I wonder where she gets the notion: for we are a long-lived race, both sides of the family. I guessed that she would like frankness, and was as frank as I could be, pretending no deference to her objections. "You think you suit each other?" she asked me. My answer, "He suits me!"

pleased her maternal palate, I think. "Any girl might say that!" she admitted. (She might indeed!)

This is the part of our interview she will not have repeated to you.

I was due at Hillyn when she was preparing to go: Aunt N---- came in, and I left her to do the honors while I slipped on my habit. I rode by your mother's carriage as far as the Greenway, where we branched. I suppose that is what her phrase means that you quote about my "making a trophy of her," and marching her a prisoner across the borders before all the world!

I do like her: she is worth winning.--Can one say warmer of a future mother-in-law who stands hostile?

All the same it was an ordeal.

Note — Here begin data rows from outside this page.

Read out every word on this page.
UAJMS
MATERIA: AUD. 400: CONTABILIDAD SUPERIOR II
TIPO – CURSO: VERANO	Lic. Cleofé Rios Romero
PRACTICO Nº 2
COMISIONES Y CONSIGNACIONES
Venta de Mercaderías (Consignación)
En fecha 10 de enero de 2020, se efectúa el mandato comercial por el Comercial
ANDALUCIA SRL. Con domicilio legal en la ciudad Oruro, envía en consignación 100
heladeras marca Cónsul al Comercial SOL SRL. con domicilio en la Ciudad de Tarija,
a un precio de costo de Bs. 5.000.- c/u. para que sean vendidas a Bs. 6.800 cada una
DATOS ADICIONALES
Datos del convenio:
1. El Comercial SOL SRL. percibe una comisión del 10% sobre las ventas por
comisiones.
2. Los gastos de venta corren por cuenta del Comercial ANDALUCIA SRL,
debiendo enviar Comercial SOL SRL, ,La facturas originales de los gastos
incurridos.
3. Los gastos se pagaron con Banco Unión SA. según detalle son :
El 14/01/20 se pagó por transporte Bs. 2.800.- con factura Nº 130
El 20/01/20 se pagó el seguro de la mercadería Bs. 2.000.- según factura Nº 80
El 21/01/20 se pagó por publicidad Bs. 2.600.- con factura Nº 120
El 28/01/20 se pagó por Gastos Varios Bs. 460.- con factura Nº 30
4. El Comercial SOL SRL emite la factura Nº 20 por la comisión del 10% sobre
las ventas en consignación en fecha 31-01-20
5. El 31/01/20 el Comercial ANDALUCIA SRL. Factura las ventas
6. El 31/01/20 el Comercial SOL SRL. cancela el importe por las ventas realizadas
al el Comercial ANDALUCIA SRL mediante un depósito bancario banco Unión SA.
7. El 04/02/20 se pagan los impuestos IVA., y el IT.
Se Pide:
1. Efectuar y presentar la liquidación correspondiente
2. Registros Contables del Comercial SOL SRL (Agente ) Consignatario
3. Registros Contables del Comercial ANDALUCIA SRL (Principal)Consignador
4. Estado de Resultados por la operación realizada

I believe I have wept since: for Benjy scratched my door often yesterday evening, and looked most wistful when I came out. Merely paltry self-love, dearest:--I am so little accustomed to not being--liked.

I think she will be more gracious in her own house. I have her formal word that I am to come. Soon, not too soon, I will come over; and you shall meet me and take me to see her. There is something in her opposition that I can't fathom: I wondered twice was lunacy her notion: she looked at me so hard.

My mother's seclusion and living apart from us was not on _that_ account. I often saw her: she was very dear and sweet to me, and had quiet eyes the very reverse of a person mentally deranged. My father, I know, went to visit her when she lay dying; and I remember we all wore mourning. My uncle has told me they had a deep regard for each other: but disagreed, and were independent enough to choose living apart.

I do not remember my father ever speaking of her to us as children: but I am sure there was no state of health to be concealed.

Last night I was talking to Aunt N---- about her. "A very dear woman,"

she told me, "but your father was never so much alive to her worth as the rest of us." Of him she said, "A dear, fine fellow: but not at all easy to get on with." Him, of course, I have a continuous recollection of, and "a fine fellow" we did think him. My mother comes to me more rarely, at intervals.

Don't talk me down your mother's throat: but tell her as much as she cares to know of this. I am very proud of my "stock" which she thinks "poor"!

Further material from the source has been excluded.